The first sighting of the Kenai River comes as the road turns toward Cooper Landing. Filled with glacial silt, the river is startling in its turquoise brilliance. The stretch of river - 17 miles between Kenai and Skilak lakes - cuts through the 2-million-acre Kenai National Wildlife Refuge. This route offers postcard-perfect vistas of the Kenai Mountains and sightings of the peninsula's dense and diverse wildlife population, including bears, moose, wolves, Dall sheep, and lynx - not to mention king salmon that can exceed 80 pounds.

Beyond the town of Soldotna (a good place to buy supplies), landscape and vegetation change dramatically. The evergreen black spruces become stunted and stubby-branched. The Kenai birches are similarly diminished. This is the muskeg, a high-plateau bog where wet, acidic soil and deposits of decaying vegetable matter result in a dwarf forest that resembles a natural garden of bonsai. About the time the display gets monotonous, the road curves, begins to drop again, and heads toward Homer.

Homer: Mardi Gras north

From the town of Kasilof south, State Highway 1 hugs the coast. You glimpse the Cook Inlet. The road curves and opens into a large turnout. Stop. Get out your camera. Walk to the rail. You'll notice people aren't talking much. They're just staring straight ahead, as people do at the Grand Canyon. Stunning is the accurate adjective here.

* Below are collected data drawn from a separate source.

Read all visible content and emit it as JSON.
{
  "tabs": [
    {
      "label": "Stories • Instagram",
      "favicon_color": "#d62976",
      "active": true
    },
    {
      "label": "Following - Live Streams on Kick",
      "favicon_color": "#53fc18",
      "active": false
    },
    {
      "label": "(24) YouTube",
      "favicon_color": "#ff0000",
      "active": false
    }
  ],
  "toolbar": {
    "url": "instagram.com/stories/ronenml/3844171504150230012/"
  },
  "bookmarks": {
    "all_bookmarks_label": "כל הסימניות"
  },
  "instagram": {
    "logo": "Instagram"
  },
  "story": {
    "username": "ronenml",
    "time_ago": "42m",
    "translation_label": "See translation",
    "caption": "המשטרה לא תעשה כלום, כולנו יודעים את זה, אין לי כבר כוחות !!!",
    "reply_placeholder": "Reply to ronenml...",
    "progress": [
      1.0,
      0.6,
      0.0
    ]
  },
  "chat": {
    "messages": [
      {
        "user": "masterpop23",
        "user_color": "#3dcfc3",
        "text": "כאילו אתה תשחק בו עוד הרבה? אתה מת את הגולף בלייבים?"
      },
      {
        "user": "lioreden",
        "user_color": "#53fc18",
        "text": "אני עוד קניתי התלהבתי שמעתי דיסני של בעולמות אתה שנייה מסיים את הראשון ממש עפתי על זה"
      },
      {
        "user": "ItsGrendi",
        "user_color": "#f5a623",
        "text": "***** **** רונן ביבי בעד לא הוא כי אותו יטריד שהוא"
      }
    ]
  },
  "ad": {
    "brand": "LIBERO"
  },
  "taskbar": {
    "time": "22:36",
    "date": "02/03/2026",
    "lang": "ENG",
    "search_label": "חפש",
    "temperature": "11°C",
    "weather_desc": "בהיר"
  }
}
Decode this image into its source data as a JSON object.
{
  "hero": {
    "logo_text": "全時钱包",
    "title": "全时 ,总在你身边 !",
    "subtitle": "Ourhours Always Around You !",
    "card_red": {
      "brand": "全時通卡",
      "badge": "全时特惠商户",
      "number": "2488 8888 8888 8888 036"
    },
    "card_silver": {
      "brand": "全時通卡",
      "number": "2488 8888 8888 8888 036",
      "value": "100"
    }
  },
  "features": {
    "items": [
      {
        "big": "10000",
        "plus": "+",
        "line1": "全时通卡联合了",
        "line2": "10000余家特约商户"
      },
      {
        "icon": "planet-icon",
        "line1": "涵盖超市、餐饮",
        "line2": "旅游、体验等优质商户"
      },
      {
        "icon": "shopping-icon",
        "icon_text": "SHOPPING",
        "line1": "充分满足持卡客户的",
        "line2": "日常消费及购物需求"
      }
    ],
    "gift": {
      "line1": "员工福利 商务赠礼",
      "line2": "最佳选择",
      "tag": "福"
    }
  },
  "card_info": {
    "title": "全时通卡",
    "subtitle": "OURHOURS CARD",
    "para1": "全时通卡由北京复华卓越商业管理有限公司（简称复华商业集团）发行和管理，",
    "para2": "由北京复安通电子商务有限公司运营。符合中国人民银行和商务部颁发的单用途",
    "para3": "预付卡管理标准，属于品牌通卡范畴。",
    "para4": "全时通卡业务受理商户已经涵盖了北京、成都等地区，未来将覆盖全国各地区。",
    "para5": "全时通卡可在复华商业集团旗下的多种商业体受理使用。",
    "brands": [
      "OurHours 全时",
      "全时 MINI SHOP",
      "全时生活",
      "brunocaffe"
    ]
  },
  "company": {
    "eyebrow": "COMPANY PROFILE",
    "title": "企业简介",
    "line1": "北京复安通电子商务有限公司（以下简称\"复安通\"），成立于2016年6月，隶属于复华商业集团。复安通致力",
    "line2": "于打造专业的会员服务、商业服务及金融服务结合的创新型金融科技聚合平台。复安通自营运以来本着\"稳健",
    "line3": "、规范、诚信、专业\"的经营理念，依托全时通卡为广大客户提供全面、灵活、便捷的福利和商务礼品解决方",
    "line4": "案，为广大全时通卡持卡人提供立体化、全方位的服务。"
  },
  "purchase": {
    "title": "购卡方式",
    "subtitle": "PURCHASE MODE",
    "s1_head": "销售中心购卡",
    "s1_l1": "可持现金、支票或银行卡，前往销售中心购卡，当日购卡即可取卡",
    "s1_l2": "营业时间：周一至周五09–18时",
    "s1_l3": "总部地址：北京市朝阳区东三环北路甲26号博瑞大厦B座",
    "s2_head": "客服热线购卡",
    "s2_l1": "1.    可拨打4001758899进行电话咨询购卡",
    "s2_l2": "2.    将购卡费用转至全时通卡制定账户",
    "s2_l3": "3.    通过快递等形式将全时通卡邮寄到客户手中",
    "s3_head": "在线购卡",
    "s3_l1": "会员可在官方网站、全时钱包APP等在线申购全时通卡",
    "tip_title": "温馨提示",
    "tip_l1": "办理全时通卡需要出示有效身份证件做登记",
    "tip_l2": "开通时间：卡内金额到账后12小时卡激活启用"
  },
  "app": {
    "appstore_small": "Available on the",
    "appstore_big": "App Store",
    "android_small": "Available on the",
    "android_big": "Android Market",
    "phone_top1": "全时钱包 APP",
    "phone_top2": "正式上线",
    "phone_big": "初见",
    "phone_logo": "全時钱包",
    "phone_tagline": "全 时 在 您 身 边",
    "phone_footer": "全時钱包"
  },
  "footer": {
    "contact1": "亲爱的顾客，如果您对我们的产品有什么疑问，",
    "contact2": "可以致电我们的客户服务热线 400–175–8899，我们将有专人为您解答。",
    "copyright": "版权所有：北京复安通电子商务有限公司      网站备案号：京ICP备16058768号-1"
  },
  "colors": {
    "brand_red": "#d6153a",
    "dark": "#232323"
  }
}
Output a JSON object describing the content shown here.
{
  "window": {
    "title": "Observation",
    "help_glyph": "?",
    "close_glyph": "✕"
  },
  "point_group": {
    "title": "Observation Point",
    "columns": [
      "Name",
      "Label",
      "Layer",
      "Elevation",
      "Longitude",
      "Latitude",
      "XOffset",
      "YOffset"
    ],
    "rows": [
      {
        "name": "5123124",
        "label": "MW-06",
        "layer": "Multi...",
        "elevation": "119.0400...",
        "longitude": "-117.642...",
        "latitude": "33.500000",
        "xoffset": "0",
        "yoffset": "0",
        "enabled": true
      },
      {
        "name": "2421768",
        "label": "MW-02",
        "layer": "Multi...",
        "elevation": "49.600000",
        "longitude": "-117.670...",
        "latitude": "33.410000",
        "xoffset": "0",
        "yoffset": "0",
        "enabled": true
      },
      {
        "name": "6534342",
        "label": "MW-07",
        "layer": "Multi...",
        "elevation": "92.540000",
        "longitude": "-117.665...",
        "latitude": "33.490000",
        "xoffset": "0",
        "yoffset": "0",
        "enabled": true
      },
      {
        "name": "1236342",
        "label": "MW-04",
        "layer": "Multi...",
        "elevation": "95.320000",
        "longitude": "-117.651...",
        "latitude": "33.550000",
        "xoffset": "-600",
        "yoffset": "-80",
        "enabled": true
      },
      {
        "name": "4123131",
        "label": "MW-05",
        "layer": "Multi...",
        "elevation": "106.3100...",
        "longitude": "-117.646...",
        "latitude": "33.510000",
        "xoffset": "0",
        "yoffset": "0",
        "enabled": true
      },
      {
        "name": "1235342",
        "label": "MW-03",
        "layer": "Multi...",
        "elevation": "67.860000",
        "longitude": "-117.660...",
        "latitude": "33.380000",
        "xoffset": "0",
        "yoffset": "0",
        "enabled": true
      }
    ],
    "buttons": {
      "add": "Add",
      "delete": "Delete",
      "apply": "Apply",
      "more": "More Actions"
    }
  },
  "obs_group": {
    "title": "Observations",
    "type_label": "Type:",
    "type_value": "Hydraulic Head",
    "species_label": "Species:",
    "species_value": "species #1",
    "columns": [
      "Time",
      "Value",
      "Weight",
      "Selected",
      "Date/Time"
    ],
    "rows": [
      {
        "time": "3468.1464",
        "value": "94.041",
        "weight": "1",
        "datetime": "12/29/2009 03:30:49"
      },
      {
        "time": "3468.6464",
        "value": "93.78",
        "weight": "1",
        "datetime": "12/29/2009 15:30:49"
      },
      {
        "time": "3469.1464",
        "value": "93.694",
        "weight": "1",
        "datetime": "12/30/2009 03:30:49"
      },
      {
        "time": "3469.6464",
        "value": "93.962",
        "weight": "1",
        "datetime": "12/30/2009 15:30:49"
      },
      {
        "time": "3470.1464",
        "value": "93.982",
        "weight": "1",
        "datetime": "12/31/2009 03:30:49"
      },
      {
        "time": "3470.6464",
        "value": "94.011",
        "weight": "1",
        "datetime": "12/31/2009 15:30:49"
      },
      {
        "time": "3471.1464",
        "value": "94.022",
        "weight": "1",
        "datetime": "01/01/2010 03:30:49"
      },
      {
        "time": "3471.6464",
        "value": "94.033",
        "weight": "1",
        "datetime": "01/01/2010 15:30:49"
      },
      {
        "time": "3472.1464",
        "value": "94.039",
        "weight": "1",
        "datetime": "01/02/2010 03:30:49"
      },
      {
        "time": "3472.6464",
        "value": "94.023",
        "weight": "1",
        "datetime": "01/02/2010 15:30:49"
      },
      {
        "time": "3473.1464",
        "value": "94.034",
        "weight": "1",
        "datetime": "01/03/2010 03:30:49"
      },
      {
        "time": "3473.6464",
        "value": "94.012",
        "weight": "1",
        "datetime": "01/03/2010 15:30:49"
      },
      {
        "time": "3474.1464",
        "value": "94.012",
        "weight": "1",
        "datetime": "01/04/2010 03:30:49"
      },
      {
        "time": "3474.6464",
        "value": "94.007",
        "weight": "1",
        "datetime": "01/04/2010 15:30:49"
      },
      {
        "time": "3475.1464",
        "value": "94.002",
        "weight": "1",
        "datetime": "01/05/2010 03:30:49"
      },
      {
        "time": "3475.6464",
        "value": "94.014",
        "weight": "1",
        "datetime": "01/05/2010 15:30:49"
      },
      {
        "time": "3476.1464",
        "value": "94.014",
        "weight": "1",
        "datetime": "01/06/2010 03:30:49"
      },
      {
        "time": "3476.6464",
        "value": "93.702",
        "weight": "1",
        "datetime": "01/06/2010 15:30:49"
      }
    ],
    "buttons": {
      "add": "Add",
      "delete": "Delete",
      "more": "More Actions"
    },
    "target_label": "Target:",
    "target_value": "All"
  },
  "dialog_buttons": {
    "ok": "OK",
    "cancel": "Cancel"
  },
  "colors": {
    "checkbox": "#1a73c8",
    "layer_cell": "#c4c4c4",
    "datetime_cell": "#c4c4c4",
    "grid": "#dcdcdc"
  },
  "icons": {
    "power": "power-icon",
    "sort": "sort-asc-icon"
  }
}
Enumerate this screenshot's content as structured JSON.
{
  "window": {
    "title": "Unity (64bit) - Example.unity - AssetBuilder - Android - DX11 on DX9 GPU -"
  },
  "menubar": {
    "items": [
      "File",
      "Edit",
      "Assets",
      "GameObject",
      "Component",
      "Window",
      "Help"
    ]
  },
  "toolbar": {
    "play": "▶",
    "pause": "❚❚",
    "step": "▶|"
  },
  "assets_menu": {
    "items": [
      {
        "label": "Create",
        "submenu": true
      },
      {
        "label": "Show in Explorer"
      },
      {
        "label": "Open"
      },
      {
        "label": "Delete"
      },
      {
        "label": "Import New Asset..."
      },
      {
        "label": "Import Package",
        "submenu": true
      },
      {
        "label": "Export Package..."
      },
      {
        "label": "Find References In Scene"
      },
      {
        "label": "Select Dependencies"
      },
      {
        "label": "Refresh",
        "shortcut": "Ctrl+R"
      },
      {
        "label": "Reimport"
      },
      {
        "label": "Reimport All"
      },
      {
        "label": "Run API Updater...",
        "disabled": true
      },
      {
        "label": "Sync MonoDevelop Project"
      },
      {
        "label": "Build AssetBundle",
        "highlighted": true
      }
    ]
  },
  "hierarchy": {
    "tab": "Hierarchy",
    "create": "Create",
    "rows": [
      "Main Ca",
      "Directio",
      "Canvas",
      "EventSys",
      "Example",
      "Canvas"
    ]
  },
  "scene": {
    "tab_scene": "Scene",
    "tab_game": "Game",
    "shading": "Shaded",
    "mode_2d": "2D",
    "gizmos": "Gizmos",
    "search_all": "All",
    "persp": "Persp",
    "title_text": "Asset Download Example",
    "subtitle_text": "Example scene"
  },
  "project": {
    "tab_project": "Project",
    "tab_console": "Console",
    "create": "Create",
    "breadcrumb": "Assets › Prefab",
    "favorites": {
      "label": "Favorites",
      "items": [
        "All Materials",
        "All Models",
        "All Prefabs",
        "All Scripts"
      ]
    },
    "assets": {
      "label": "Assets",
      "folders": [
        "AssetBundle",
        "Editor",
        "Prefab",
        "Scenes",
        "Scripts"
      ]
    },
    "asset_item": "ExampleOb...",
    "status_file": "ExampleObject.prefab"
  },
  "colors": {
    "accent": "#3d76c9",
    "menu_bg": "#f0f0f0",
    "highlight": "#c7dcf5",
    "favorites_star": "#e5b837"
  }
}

Beyond the inlet's dark blue water, the Aleutian Range soars, immense and snowcapped. To the north rise Mt. Iliamna and Mt. Redoubt, both more than 10,000 feet tall. Mt. Redoubt awoke a decade ago from volcanic slumber and has been periodically puffing out columns of ash ever since. Look to the southeast and you see the town of Homer and, sticking out about 5 miles into Kachemak Bay, the low sliver of land known as the Homer Spit.

Homer was founded on the spit in 1898 by Homer Pennock, a New York adventurer who arrived high on gold fever and low on know-how. He and his Alaska Gold Mining Company didn't build much of a reputation for prospecting, but they built the town.

Homer's population grew incrementally: fishing families, homesteaders, and a wave of young, post-Vietnam Americans all came in search of a simpler life; now tourists return to make their homes here. In short, Homer is a little melting pot in the top left corner of the great American melting pot.